Yale has joined a $10 million computer science initiative that seeks to eliminate one of the major sources of flaws in computer software by applying formal logic to critical software developing tools.

The initiative will pave the way for a world even more reliant on secure computer technology in fields ranging from cryptography to transportation, said Benjamin Pierce, professor of computer science at the University of Pennsylvania and a member of the project. The five-year initiative involves researchers from Princeton, MIT and the University of Pennsylvania, and is funded by the National Science Foundation.

According to Adam Chlipala, a computer science professor at MIT who is involved with the project, said the project, known as DeepSpec, addresses specifications. A part of computer systems, specifications are written instructions for what actions a piece of software is meant to perform, as tools for developers working on other components of a piece of software. These descriptions are generally written in layman terms and can range from relatively brief documents to thousands of pages of instructions.

He added that errors in software development sometime come up when the specifications are imperfect descriptions of a program’s structure and function, leading to improper interrelations among software components.

“Significant correctness problems can result when components A and B connect to each other, but the authors of A and B have made different assumptions about how that interface works,” Chlipala said.

Yale computer science professor Zhong Shao, who is involved in the project, said that a mismatch between the software of a system and its specifications is one of the three primary sources of errors and bugs in computer systems. The other two are hardware and software.

“Bugs in hardware could come from physical material which we cannot completely eliminate; bugs in specifications may always exist because it is written by humans — we cannot always know exactly what a human wants,” Shao said. “Bugs in software, however, refer to the gap between the software and the specifications.”

The team is working to develop a successful link between specifications and software grounded in formal, provable logic, Chlipala explained. This link would ensure that any of the intended functions of a piece of software is true with certainty. Their project, using a method known as deep specification, seeks to prove that the specifications of a piece of software are precisely aligned with the software’s function, eliminating any possibility of error due to lack of clarity.

Chlipala added that this process does not eliminate the possibility that software developers simply chose the wrong specifications — only that the specifications that were chosen are met with certainty.

Pierce said that by putting these specifications in the language of formal logic through deep specification, developers are able to create new functionality for software specifications.

“Specifications have been an integral part of the software development process for decades — what we’re interested in is a class of specifications that is more powerful than many of the specifications that have been used in the past,” Pierce said. “Specifications are software, not in the sense that we run them but in the sense that they require the same thought process and the same methodology as the software that we do run.”

This deep specification process opens up several valuable opportunities for computer scientists in the future. Pierce said a cryptography program created using formal language under deep specification would be confirmed with absolute certainty to fulfill all of its objectives. As a result, the cryptography program would be much harder to crack and would not have an unexpected hole in its security. The certainty provided by deep specification is a step above random testing, a previous software development standard, where the program is tested in thousands or even millions of scenarios, but cannot be confirmed with certainty.

Shao said that this level of certainty provided by deep specification is necessary for the growing ways that society uses computer programs, from banking to self-driving cars.

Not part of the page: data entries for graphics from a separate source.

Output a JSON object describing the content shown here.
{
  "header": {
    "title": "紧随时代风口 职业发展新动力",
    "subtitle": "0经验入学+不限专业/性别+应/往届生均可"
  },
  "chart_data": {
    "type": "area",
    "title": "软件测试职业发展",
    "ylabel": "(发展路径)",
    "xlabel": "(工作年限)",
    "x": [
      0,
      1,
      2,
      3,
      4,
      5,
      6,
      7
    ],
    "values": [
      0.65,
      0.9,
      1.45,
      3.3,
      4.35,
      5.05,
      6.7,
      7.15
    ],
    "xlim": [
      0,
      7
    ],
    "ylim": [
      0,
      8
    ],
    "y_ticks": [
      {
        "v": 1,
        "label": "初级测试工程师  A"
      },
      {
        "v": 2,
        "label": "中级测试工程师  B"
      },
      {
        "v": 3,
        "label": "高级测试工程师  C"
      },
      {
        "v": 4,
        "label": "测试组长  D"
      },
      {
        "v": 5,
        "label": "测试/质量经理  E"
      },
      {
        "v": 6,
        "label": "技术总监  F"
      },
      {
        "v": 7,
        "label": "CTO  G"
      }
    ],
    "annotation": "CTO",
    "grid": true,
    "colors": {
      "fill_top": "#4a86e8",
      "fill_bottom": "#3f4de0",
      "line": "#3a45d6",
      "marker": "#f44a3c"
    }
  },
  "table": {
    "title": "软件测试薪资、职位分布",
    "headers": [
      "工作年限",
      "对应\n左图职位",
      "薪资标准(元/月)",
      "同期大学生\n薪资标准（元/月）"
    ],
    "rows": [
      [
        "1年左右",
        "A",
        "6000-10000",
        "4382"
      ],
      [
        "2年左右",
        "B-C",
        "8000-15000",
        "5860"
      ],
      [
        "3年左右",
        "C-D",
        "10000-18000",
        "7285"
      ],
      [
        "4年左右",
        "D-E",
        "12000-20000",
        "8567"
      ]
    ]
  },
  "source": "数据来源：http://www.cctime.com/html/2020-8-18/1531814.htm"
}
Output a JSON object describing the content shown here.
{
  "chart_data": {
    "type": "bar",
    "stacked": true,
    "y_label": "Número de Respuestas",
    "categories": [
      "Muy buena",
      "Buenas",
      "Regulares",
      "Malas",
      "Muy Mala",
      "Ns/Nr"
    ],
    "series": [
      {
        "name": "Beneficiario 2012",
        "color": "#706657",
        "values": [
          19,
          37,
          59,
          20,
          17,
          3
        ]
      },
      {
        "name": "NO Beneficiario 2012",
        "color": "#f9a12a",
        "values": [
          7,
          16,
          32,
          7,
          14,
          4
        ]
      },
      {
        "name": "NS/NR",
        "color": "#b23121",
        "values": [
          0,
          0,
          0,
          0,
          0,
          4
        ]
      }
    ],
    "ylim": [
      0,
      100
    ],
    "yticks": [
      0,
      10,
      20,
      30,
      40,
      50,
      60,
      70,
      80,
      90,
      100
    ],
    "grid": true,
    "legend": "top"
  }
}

Even the slim possibility of error in these scenarios, he said, is unacceptable.

Shao added that other forms of error are still possible even if a piece of software is worked on using deep specification. If the underlying hardware is flawed or if the proof-based specifications do not cover every attribute of the desired software, then there could be errors in the final product regardless of the form of specification used.

“Deep specification can state that certain kinds of flaws are not present in code, but it is always possible that the specification author forgot to include a particular kind of problem,” Chlipala said. “A program might have a perfectly good proof that it meets one specification, and yet that specification might not have been the right one to choose, because it is too weak.”

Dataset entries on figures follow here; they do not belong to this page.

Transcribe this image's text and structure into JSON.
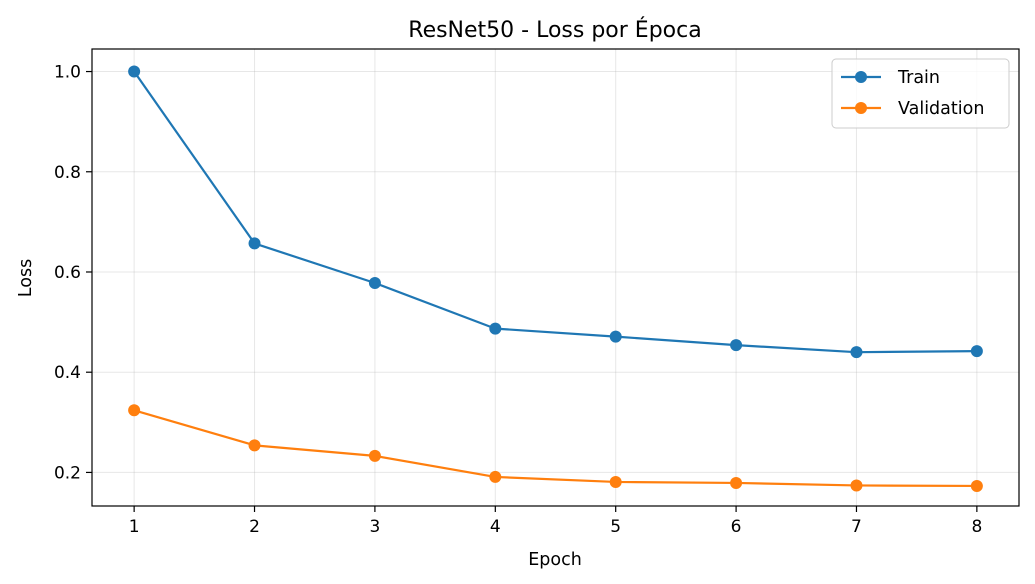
{
  "chart_data": {
    "type": "line",
    "title": "ResNet50 - Loss por Época",
    "xlabel": "Epoch",
    "ylabel": "Loss",
    "x": [
      1,
      2,
      3,
      4,
      5,
      6,
      7,
      8
    ],
    "xticks": [
      "1",
      "2",
      "3",
      "4",
      "5",
      "6",
      "7",
      "8"
    ],
    "yticks": [
      0.2,
      0.4,
      0.6,
      0.8,
      1.0
    ],
    "ytick_labels": [
      "0.2",
      "0.4",
      "0.6",
      "0.8",
      "1.0"
    ],
    "xlim": [
      0.65,
      8.35
    ],
    "ylim": [
      0.133,
      1.045
    ],
    "grid": true,
    "legend_position": "top-right",
    "series": [
      {
        "name": "Train",
        "color": "#1f77b4",
        "marker": "circle",
        "values": [
          1.0,
          0.657,
          0.578,
          0.487,
          0.471,
          0.454,
          0.44,
          0.442
        ]
      },
      {
        "name": "Validation",
        "color": "#ff7f0e",
        "marker": "circle",
        "values": [
          0.324,
          0.254,
          0.233,
          0.191,
          0.181,
          0.179,
          0.174,
          0.173
        ]
      }
    ]
  }
}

Chlipala added that one of the projects within DeepSpec will be to develop ways to mitigate risks in poorly chosen specifications, including more precise forms of wording and improved formatting, organization or specifications.

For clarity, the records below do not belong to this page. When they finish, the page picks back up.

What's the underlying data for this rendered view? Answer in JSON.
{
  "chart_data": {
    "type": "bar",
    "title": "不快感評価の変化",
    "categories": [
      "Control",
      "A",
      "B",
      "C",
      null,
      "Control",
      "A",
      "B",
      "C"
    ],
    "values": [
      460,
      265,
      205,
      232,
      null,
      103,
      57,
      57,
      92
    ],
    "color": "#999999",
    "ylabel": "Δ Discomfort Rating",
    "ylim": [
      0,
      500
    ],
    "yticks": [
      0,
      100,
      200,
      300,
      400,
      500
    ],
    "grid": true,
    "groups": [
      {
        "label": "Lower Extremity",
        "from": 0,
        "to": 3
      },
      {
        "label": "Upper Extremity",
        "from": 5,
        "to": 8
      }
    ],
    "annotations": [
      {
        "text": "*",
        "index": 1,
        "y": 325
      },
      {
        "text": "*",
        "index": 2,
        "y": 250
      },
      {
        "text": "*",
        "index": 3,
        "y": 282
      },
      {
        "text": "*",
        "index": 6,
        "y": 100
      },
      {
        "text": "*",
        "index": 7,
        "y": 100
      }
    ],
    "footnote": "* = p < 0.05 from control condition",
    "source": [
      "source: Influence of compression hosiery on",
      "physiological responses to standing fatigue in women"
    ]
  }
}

Yale’s participation in the DeepSpec program will bring expertise in operating systems, Pierce said. Shao is involved in the creation of CertiKOS, an operating system grounded in formal proofs that ensure that certain forms of errors are eliminated. This operating systems expertise, Pierce added, would supplement MIT’s strength in hardware specifications, and Penn’s and Princeton’s focus on code compilers, a tool for converting written code into the material that computers use to function.

Pierce added that this collaborative program has a substantial educational component. The developments will be open source and shared through events on each of the campuses involved in DeepSpec.

The $10 million grant funding this research is part of the National Science Foundation’s Expeditions in Computing program.